Rajon Rondo (5) : aucun point marqué, mais des offrandes bien senties pour ses coéquipiers. Et si c’était lui, le pêcheur qui a fourni la bouffe à Teheiura en scred sur Koh Lanta ?

Wayne Ellington (7) : cinq banderilles primées, sans jamais poser le moindre dribble. Oui, Wayne Ellington doit être un énorme campeur sur Call Of Duty.

Dwight Howard (5) : il ressemble de plus en plus à un personnage créé sur 2K par un gamin de 12 ans, mais ses minutes sont aujourd’hui précieuses chez les gens du Lac.

# San Antonio Spurs

Drew Eubanks (2) : il a servi de nonosse à Anthony Davis et a vécu un véritable calvaire. Il avait déjà les mêmes cernes que Bastien avant le début du match, et celles-ci n’ont fait que s’amplifier au fil de la partie. -1 pour avoir fait le malin devant THT mais baissé les yeux devant AD et Melo.

Doug McDermott (4) : si vous faites mal votre boulot, votre patron se sépare de vous normalement ? Doug McDermott est payé pour rentrer ses tirs, il ne les a pas suffisamment rentrés aujourd’hui. L’escroc du jour dans le système économique américain.

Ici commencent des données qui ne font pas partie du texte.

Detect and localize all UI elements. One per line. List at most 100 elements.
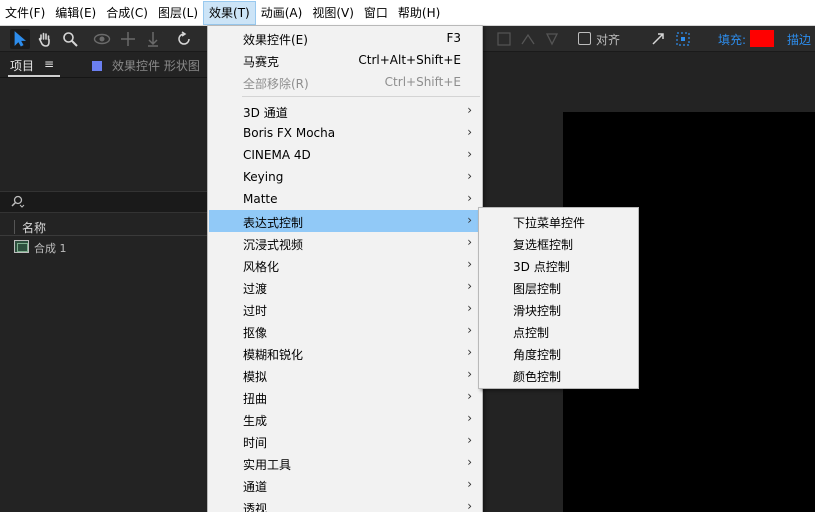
submenu-item-layer-control[interactable]: 图层控制: [480, 276, 637, 298]
puppet-starch-icon[interactable]: [542, 29, 562, 49]
menu-item-blur-sharpen[interactable]: 模糊和锐化 ›: [209, 342, 481, 364]
menu-item-label: 抠像: [243, 326, 268, 340]
menu-item-obsolete[interactable]: 过时 ›: [209, 298, 481, 320]
menu-item-stylize[interactable]: 风格化 ›: [209, 254, 481, 276]
pan-camera-icon[interactable]: [118, 29, 138, 49]
chevron-right-icon: ›: [467, 411, 472, 425]
menu-item-boris-fx-mocha[interactable]: Boris FX Mocha ›: [209, 122, 481, 144]
snap-arrow-icon[interactable]: [648, 29, 668, 49]
menu-item-keying[interactable]: Keying ›: [209, 166, 481, 188]
menu-item-matte[interactable]: Matte ›: [209, 188, 481, 210]
menu-item-label: 表达式控制: [243, 216, 304, 230]
menu-bar: 文件(F) 编辑(E) 合成(C) 图层(L) 效果(T) 动画(A) 视图(V…: [0, 0, 815, 26]
submenu-item-label: 颜色控制: [513, 370, 562, 384]
puppet-bend-icon[interactable]: [518, 29, 538, 49]
chevron-right-icon: ›: [467, 323, 472, 337]
expression-controls-submenu: 下拉菜单控件 复选框控制 3D 点控制 图层控制 滑块控制 点控制 角度控制 颜…: [478, 207, 639, 389]
menu-item-cinema-4d[interactable]: CINEMA 4D ›: [209, 144, 481, 166]
menu-item-keying-cn[interactable]: 抠像 ›: [209, 320, 481, 342]
rotate-icon[interactable]: [174, 29, 194, 49]
chevron-right-icon: ›: [467, 257, 472, 271]
menu-item-effect-controls[interactable]: 效果控件(E) F3: [209, 27, 481, 49]
menu-item-label: 模糊和锐化: [243, 348, 304, 362]
selection-arrow-icon[interactable]: [10, 29, 30, 49]
project-search-input[interactable]: [0, 191, 207, 213]
menu-item-label: 模拟: [243, 370, 268, 384]
submenu-item-label: 角度控制: [513, 348, 562, 362]
active-tab-underline: [8, 75, 60, 77]
menu-item-expression-controls[interactable]: 表达式控制 ›: [209, 210, 481, 232]
menu-item-utility[interactable]: 实用工具 ›: [209, 452, 481, 474]
snap-grid-icon[interactable]: [673, 29, 693, 49]
chevron-right-icon: ›: [467, 477, 472, 491]
column-header: 名称: [0, 218, 207, 236]
menu-item-time[interactable]: 时间 ›: [209, 430, 481, 452]
menu-item-label: Boris FX Mocha: [243, 126, 336, 140]
menu-window[interactable]: 窗口: [359, 1, 393, 25]
dolly-camera-icon[interactable]: [143, 29, 163, 49]
menu-edit[interactable]: 编辑(E): [50, 1, 101, 25]
chevron-right-icon: ›: [467, 235, 472, 249]
project-item[interactable]: 合成 1: [0, 238, 207, 256]
menu-item-generate[interactable]: 生成 ›: [209, 408, 481, 430]
menu-effect[interactable]: 效果(T): [203, 0, 256, 25]
chevron-right-icon: ›: [467, 103, 472, 117]
menu-item-simulation[interactable]: 模拟 ›: [209, 364, 481, 386]
menu-item-label: Matte: [243, 192, 278, 206]
composition-icon: [14, 240, 29, 253]
effect-menu-dropdown: 效果控件(E) F3 马赛克 Ctrl+Alt+Shift+E 全部移除(R) …: [207, 25, 483, 512]
fill-color-swatch[interactable]: [750, 30, 774, 47]
chevron-right-icon: ›: [467, 169, 472, 183]
submenu-item-dropdown-control[interactable]: 下拉菜单控件: [480, 210, 637, 232]
submenu-item-checkbox-control[interactable]: 复选框控制: [480, 232, 637, 254]
menu-item-channel[interactable]: 通道 ›: [209, 474, 481, 496]
chevron-right-icon: ›: [467, 455, 472, 469]
menu-item-mosaic[interactable]: 马赛克 Ctrl+Alt+Shift+E: [209, 49, 481, 71]
snap-label: 对齐: [596, 33, 621, 47]
zoom-icon[interactable]: [60, 29, 80, 49]
menu-item-label: 3D 通道: [243, 106, 288, 120]
stroke-label[interactable]: 描边: [787, 31, 811, 48]
chevron-right-icon: ›: [467, 279, 472, 293]
submenu-item-angle-control[interactable]: 角度控制: [480, 342, 637, 364]
submenu-item-label: 复选框控制: [513, 238, 574, 252]
fill-label[interactable]: 填充:: [718, 31, 746, 48]
menu-item-transition[interactable]: 过渡 ›: [209, 276, 481, 298]
menu-item-label: 生成: [243, 414, 268, 428]
menu-animation[interactable]: 动画(A): [256, 1, 308, 25]
menu-composition[interactable]: 合成(C): [101, 1, 153, 25]
search-icon: [10, 195, 26, 212]
menu-item-immersive-video[interactable]: 沉浸式视频 ›: [209, 232, 481, 254]
hand-icon[interactable]: [35, 29, 55, 49]
menu-item-3d-channel[interactable]: 3D 通道 ›: [209, 100, 481, 122]
menu-item-label: 风格化: [243, 260, 280, 274]
chevron-right-icon: ›: [467, 301, 472, 315]
tab-project[interactable]: 项目: [10, 57, 34, 74]
submenu-item-label: 图层控制: [513, 282, 562, 296]
menu-item-label: 马赛克: [243, 55, 280, 69]
effects-tab-color-icon: [92, 61, 102, 71]
menu-item-label: 时间: [243, 436, 268, 450]
menu-item-distort[interactable]: 扭曲 ›: [209, 386, 481, 408]
orbit-camera-icon[interactable]: [92, 29, 112, 49]
menu-view[interactable]: 视图(V): [307, 1, 359, 25]
submenu-item-color-control[interactable]: 颜色控制: [480, 364, 637, 386]
menu-file[interactable]: 文件(F): [0, 1, 50, 25]
panel-tabs: 项目 ≡ 效果控件 形状图: [0, 52, 207, 78]
menu-layer[interactable]: 图层(L): [153, 1, 203, 25]
submenu-item-point-control[interactable]: 点控制: [480, 320, 637, 342]
menu-item-shortcut: Ctrl+Alt+Shift+E: [358, 53, 461, 67]
tab-effect-controls[interactable]: 效果控件 形状图: [112, 57, 200, 74]
menu-help[interactable]: 帮助(H): [393, 1, 445, 25]
snap-checkbox[interactable]: [578, 32, 591, 45]
menu-item-label: 全部移除(R): [243, 77, 309, 91]
submenu-item-slider-control[interactable]: 滑块控制: [480, 298, 637, 320]
puppet-pin-icon[interactable]: [494, 29, 514, 49]
chevron-right-icon: ›: [467, 367, 472, 381]
menu-item-perspective[interactable]: 透视 ›: [209, 496, 481, 512]
menu-item-label: 实用工具: [243, 458, 292, 472]
menu-item-label: CINEMA 4D: [243, 148, 311, 162]
submenu-item-3d-point-control[interactable]: 3D 点控制: [480, 254, 637, 276]
column-name-header[interactable]: 名称: [22, 219, 46, 236]
panel-menu-icon[interactable]: ≡: [44, 57, 54, 71]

Keldon Johnson (7) : a maintenu en vie toute son escouade grâce à ses tirs lointains. Keldon Johnson n’a jamais eu froid aux yeux sur ce match et le membre de la dernière Team USA a été très solide. Débordant d’énergie, on dirait qu’il boit du Sans Plomb 95 au réveil, mais vu son prix, il a dû se rabattre sur un bon vieux Red Bull.

Derrick White (3) : il est l’un de ceux par qui le succès des Spurs doit passer dans les prochaines années, mais il a autant reculé face à ses responsabilités que sa hairline sur son crâne. Un cruel différentiel de -22 pour l’inspecteur. A chacune de ses décisions, un étudiant en doctorat se suicidait.

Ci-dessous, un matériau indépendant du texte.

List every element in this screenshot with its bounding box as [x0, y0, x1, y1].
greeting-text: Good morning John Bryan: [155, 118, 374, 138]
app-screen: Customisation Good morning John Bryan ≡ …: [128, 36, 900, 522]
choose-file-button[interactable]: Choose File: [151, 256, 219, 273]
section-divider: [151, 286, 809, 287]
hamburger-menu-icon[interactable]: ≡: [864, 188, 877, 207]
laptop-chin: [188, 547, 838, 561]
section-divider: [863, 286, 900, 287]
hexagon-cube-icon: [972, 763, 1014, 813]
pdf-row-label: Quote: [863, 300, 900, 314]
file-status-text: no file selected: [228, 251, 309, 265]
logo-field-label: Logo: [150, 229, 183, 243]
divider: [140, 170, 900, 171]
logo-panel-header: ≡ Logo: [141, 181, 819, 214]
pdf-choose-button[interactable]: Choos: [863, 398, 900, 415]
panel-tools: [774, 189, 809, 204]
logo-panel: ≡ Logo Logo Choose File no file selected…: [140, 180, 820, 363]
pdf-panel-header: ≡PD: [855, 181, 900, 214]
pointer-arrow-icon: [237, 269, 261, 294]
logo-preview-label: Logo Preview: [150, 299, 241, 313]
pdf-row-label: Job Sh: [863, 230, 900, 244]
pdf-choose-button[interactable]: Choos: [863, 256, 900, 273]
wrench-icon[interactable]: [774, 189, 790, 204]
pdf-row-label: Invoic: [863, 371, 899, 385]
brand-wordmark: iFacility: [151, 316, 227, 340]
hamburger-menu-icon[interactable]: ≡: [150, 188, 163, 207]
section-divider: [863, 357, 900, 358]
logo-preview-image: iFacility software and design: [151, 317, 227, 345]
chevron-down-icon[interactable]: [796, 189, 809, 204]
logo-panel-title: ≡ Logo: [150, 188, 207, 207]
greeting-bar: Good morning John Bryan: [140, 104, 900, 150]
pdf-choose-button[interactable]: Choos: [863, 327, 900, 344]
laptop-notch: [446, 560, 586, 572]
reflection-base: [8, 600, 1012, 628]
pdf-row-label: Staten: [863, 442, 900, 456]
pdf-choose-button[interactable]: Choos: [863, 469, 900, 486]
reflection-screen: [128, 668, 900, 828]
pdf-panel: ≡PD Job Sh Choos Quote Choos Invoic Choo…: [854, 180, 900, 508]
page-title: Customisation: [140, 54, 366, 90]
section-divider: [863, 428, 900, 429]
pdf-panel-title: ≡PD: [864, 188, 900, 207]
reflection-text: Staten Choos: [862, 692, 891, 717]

Dejounte Murray (7,5) : auteur d’un triple-double, il a été au four et au moulin pour que ses Spurs ne prennent pas l’eau. On se demande tout de même si le cintre qu’il a avalé ne le gêne pas à certains moments, mais il a plus que tenu tête à Russell Westbrook ce soir.

Devin Vassell (6,5) : un bon petit début de match, mais c’est surtout en deuxième mi-temps que le Devin s’est chauffé le crâne. A coups de shoots du parking bien sentis, il a remis ses potes dans le game. Le SAM de la soirée, dans un moment où tout le monde jouait bourré chez les Spurs.

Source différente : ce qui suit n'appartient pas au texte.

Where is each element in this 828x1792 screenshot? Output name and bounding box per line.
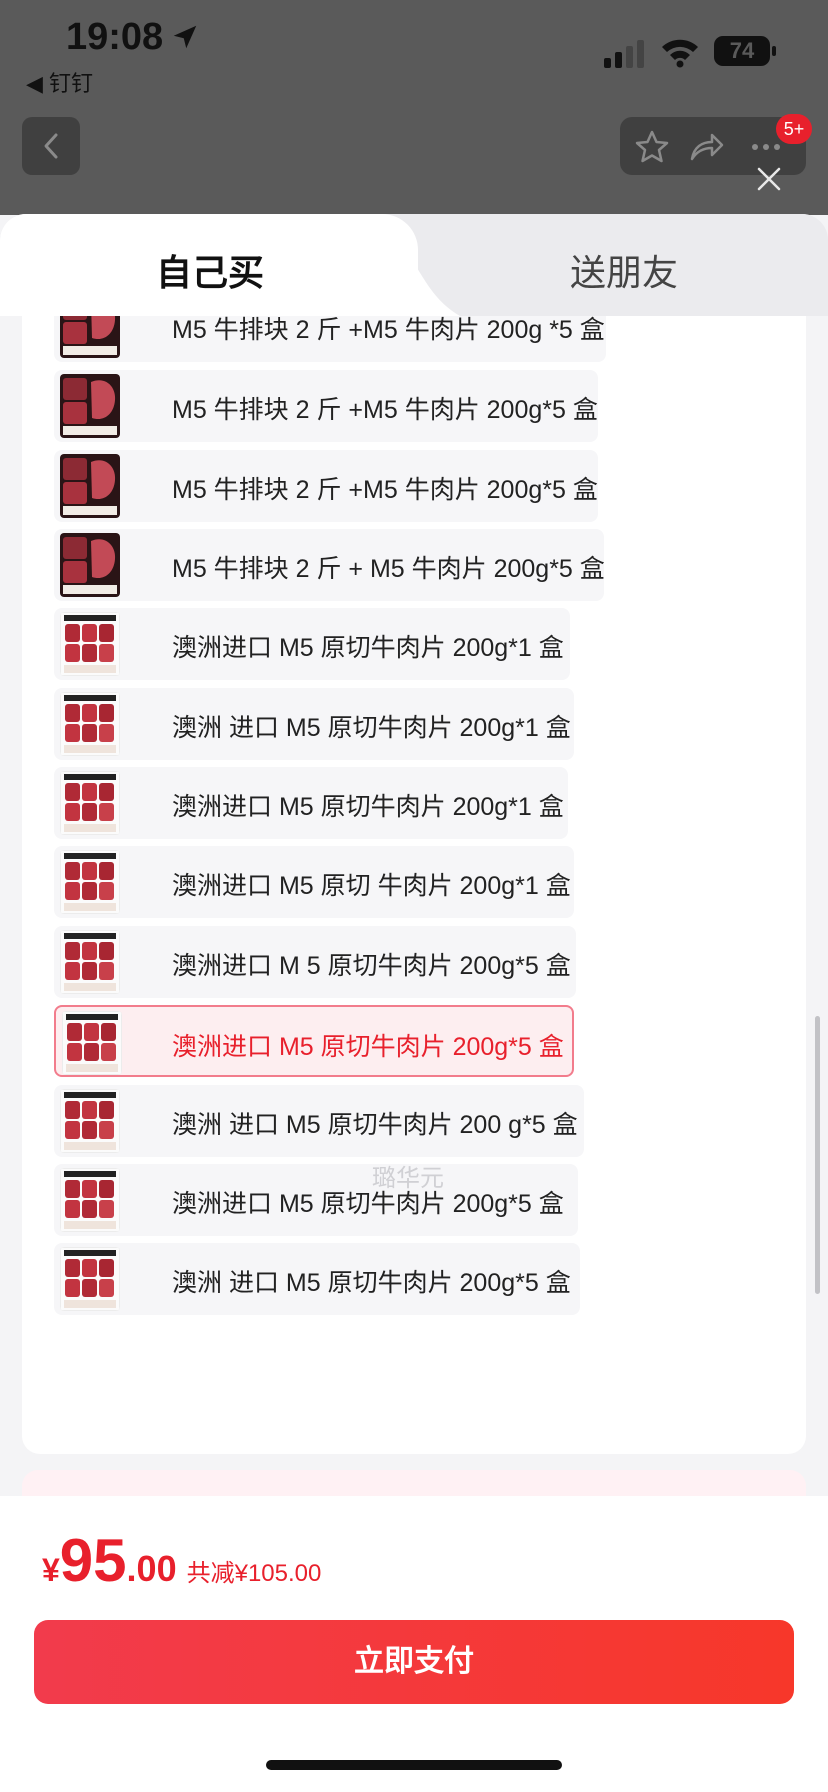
close-icon[interactable] bbox=[754, 164, 784, 194]
status-time: 19:08 bbox=[66, 16, 164, 58]
discount-text: 共减¥105.00 bbox=[186, 1560, 322, 1587]
tab-self-buy-label[interactable]: 自己买 bbox=[156, 244, 264, 296]
sku-option[interactable]: M5 牛排块 2 斤 + M5 牛肉片 200g*5 盒 bbox=[54, 529, 605, 601]
pay-now-button[interactable]: 立即支付 bbox=[34, 1620, 794, 1704]
beef-slice-product-thumbnail bbox=[62, 1011, 122, 1075]
price-integer: 95 bbox=[59, 1527, 127, 1594]
back-to-app-link[interactable]: ◀ 钉钉 bbox=[26, 66, 93, 98]
steak-product-thumbnail bbox=[60, 533, 120, 597]
cellular-signal-icon bbox=[604, 40, 644, 68]
beef-slice-product-thumbnail bbox=[60, 1089, 120, 1153]
beef-slice-product-thumbnail bbox=[60, 850, 120, 914]
sku-option[interactable]: M5 牛排块 2 斤 +M5 牛肉片 200g*5 盒 bbox=[54, 450, 598, 522]
sku-option-label: 澳洲 进口 M5 原切牛肉片 200 g*5 盒 bbox=[172, 1111, 578, 1139]
sku-option-label: 澳洲进口 M5 原切 牛肉片 200g*1 盒 bbox=[172, 872, 571, 900]
sku-option[interactable]: 澳洲 进口 M5 原切牛肉片 200g*1 盒 bbox=[54, 688, 574, 760]
battery-level: 74 bbox=[714, 36, 770, 66]
sku-option[interactable]: 澳洲进口 M 5 原切牛肉片 200g*5 盒 bbox=[54, 926, 576, 998]
tab-gift-friend[interactable]: 送朋友 bbox=[570, 244, 678, 296]
sku-option-label: 澳洲 进口 M5 原切牛肉片 200g*5 盒 bbox=[172, 1269, 571, 1297]
notification-badge: 5+ bbox=[776, 114, 812, 144]
steak-product-thumbnail bbox=[60, 374, 120, 438]
beef-slice-product-thumbnail bbox=[60, 692, 120, 756]
watermark: 璐华元 bbox=[372, 1165, 444, 1192]
sku-option[interactable]: 澳洲进口 M5 原切牛肉片 200g*5 盒 bbox=[54, 1164, 578, 1236]
sku-option-label: 澳洲进口 M5 原切牛肉片 200g*1 盒 bbox=[172, 634, 564, 662]
tab-curve bbox=[400, 254, 460, 316]
star-icon[interactable] bbox=[632, 127, 672, 167]
price-currency: ¥ bbox=[42, 1552, 60, 1588]
price-display: ¥95.00 共减¥105.00 bbox=[42, 1526, 321, 1595]
status-bar: 19:08 ◀ 钉钉 74 bbox=[0, 0, 828, 100]
battery-indicator: 74 bbox=[714, 36, 778, 68]
sku-option[interactable]: M5 牛排块 2 斤 +M5 牛肉片 200g *5 盒 bbox=[54, 316, 606, 362]
sku-option-label: M5 牛排块 2 斤 + M5 牛肉片 200g*5 盒 bbox=[172, 555, 605, 583]
sku-option-label: M5 牛排块 2 斤 +M5 牛肉片 200g*5 盒 bbox=[172, 476, 598, 504]
sku-option[interactable]: M5 牛排块 2 斤 +M5 牛肉片 200g*5 盒 bbox=[54, 370, 598, 442]
sku-option-label: 澳洲进口 M5 原切牛肉片 200g*1 盒 bbox=[172, 793, 564, 821]
checkout-bar: ¥95.00 共减¥105.00 立即支付 bbox=[0, 1496, 828, 1792]
sku-option-label: M5 牛排块 2 斤 +M5 牛肉片 200g *5 盒 bbox=[172, 316, 605, 344]
wifi-icon bbox=[662, 39, 698, 68]
sku-option[interactable]: 澳洲进口 M5 原切牛肉片 200g*1 盒 bbox=[54, 767, 568, 839]
sku-option[interactable]: 澳洲 进口 M5 原切牛肉片 200 g*5 盒 bbox=[54, 1085, 584, 1157]
beef-slice-product-thumbnail bbox=[60, 1168, 120, 1232]
chevron-left-icon bbox=[44, 133, 58, 159]
home-indicator bbox=[266, 1760, 562, 1770]
sku-option-label: M5 牛排块 2 斤 +M5 牛肉片 200g*5 盒 bbox=[172, 396, 598, 424]
nav-back-button[interactable] bbox=[22, 117, 80, 175]
steak-product-thumbnail bbox=[60, 316, 120, 358]
sku-options-list: M5 牛排块 2 斤 +M5 牛肉片 200g *5 盒 M5 牛排块 2 斤 +… bbox=[22, 316, 806, 1454]
sku-option-label: 澳洲进口 M5 原切牛肉片 200g*5 盒 bbox=[172, 1190, 564, 1218]
sku-option[interactable]: 澳洲进口 M5 原切 牛肉片 200g*1 盒 bbox=[54, 846, 574, 918]
sku-option-label: 澳洲 进口 M5 原切牛肉片 200g*1 盒 bbox=[172, 714, 571, 742]
steak-product-thumbnail bbox=[60, 454, 120, 518]
beef-slice-product-thumbnail bbox=[60, 1247, 120, 1311]
sku-option-selected[interactable]: 澳洲进口 M5 原切牛肉片 200g*5 盒 bbox=[54, 1005, 574, 1077]
beef-slice-product-thumbnail bbox=[60, 771, 120, 835]
location-arrow-icon bbox=[173, 25, 197, 49]
scrollbar[interactable] bbox=[815, 1016, 820, 1294]
sku-option[interactable]: 澳洲进口 M5 原切牛肉片 200g*1 盒 bbox=[54, 608, 570, 680]
sku-option[interactable]: 澳洲 进口 M5 原切牛肉片 200g*5 盒 bbox=[54, 1243, 580, 1315]
beef-slice-product-thumbnail bbox=[60, 612, 120, 676]
battery-cap bbox=[772, 46, 776, 56]
sku-option-label: 澳洲进口 M5 原切牛肉片 200g*5 盒 bbox=[172, 1033, 564, 1061]
price-decimal: .00 bbox=[126, 1548, 177, 1589]
sku-option-label: 澳洲进口 M 5 原切牛肉片 200g*5 盒 bbox=[172, 952, 571, 980]
beef-slice-product-thumbnail bbox=[60, 930, 120, 994]
purchase-tabs: 自己买 送朋友 bbox=[0, 214, 828, 316]
share-icon[interactable] bbox=[686, 127, 726, 167]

Thaddeus Young (6,5) : 17 points et 9 rebonds pour le type au blaze de Dieu grec. Et bonne année 2007 à tous. Sur ce on vous laisse, on va s’ambiancer sur Ayo Technology de 50 cent avec notre iPod Shuffle. Oui, celui qui n’avait pas d’écran à l’époque.

Lonnie Walker IV (4,5) : trop peu en vue au cours de ce match, Lonnie Walker quatrième du nom a visiblement confondu l’heure de la sieste avec l’heure du match. Dis donc, ça reste sur le bide cette soupe de potiron et cette tisane non ?

Bryn Forbes (3) : depuis ce match, on sait donc qu’on peut décoller les pieds du sol sans dribbler, et ne pas se voir siffler de marcher. Toi aussi, apprends les règles avec Bryn Forbes (ou plutôt l’absence de règles).

Keita Bates-Diop (5) : un échec longue distance en 3 minutes, ne le faites jamais jouer à Fortnite.

Et voilà, les Lakers ont failli nous offrir une nouvelle coulante cette saison, mais malgré de vaillants Spurs, toujours privés de Jakob Poeltl, en protocole COVID, c’est bien Los Angeles qui repart avec la victoire, dans le sillage d’Anthony Davis, qui est encore plus dur à escalader que la Dune du Pilat lorsqu’il est chaud comme ça, parce que oui, c’est désagréable le sable brûlant.